ServiceNow has patched three critical security vulnerabilities that could have allowed remote hackers to expose and access to sensitive data and execute malicious code on thousands of instances of its popular ITSM platform.
The Vulnerabilities
Security research team Assetnote disclosed three critical security flaws in ServiceNow’s platforms in May 2024. These vulnerabilities, now tracked as CVE-2024-4879, CVE-2024-5178, and CVE-2024-5217, affected multiple ServiceNow releases and posed serious risks to businesses worldwide.
CVE-2024-4879
Jelly Template Injection Vulnerability This flaw in ServiceNow UI Macros could allow an unauthenticated user to execute code remotely within the Now Platform.
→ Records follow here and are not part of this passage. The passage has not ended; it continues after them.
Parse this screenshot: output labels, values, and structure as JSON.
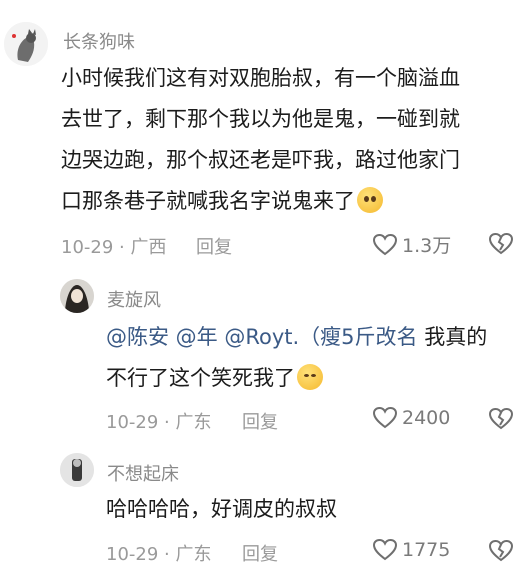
{
  "comments": [
    {
      "username": "长条狗味",
      "text_lines": [
        "小时候我们这有对双胞胎叔，有一个脑溢血",
        "去世了，剩下那个我以为他是鬼，一碰到就",
        "边哭边跑，那个叔还老是吓我，路过他家门",
        "口那条巷子就喊我名字说鬼来了"
      ],
      "emoji": "pleading-face-emoji",
      "date": "10-29",
      "region": "广西",
      "reply_label": "回复",
      "likes": "1.3万"
    },
    {
      "username": "麦旋风",
      "mentions": "@陈安 @年 @Royt.（瘦5斤改名",
      "text_tail": " 我真的",
      "text_line2": "不行了这个笑死我了",
      "emoji": "rolling-laughing-emoji",
      "date": "10-29",
      "region": "广东",
      "reply_label": "回复",
      "likes": "2400"
    },
    {
      "username": "不想起床",
      "text": "哈哈哈哈，好调皮的叔叔",
      "date": "10-29",
      "region": "广东",
      "reply_label": "回复",
      "likes": "1775"
    }
  ],
  "separator": " · "
}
It’s like leaving your front door wide open for intruders.
CVE-2024-5178
Incomplete Input Validation in SecurelyAccess API.
This vulnerability could give administrative users unauthorized access to sensitive files on the web application server.
CVE-2024-5217
Incomplete Input Validation in GlideExpression Script. Similar to the first vulnerability, this flaw could enable unauthenticated users to execute code remotely.
The Scale of the Problem
To put things in perspective, search engine data from FOFA indicates over 129,000 exposed ServiceNow instances. That’s a lot of potentially vulnerable systems out there. While shodan shows only around 9000 ServiceNow instances.
FOFA Dork
app="servicenow-Products"
Shodan Dork
http.title:"ServiceNow"ServiceNow CVE-2024-4879 Bulk Scanning
at the time of writing,I couldn’t find any security tool to bulk scan for these new ServiceNow vulnerabilities within my infrastructure, so I wrote a bulk scanning tool that could identify CVE-2024-4879, this tool is an open source tool you may use freely.
How to protect your ServiceNow instances
If you’re a ServiceNow cloud customer, you can breathe a little easier. ServiceNow has already applied the necessary updates to their hosted instances, ensuring that cloud-based customers are protected against these vulnerabilities. However, if you’re running ServiceNow within your own data centers, take immediate action to apply the necessary patches to your on-premises ServiceNow installations.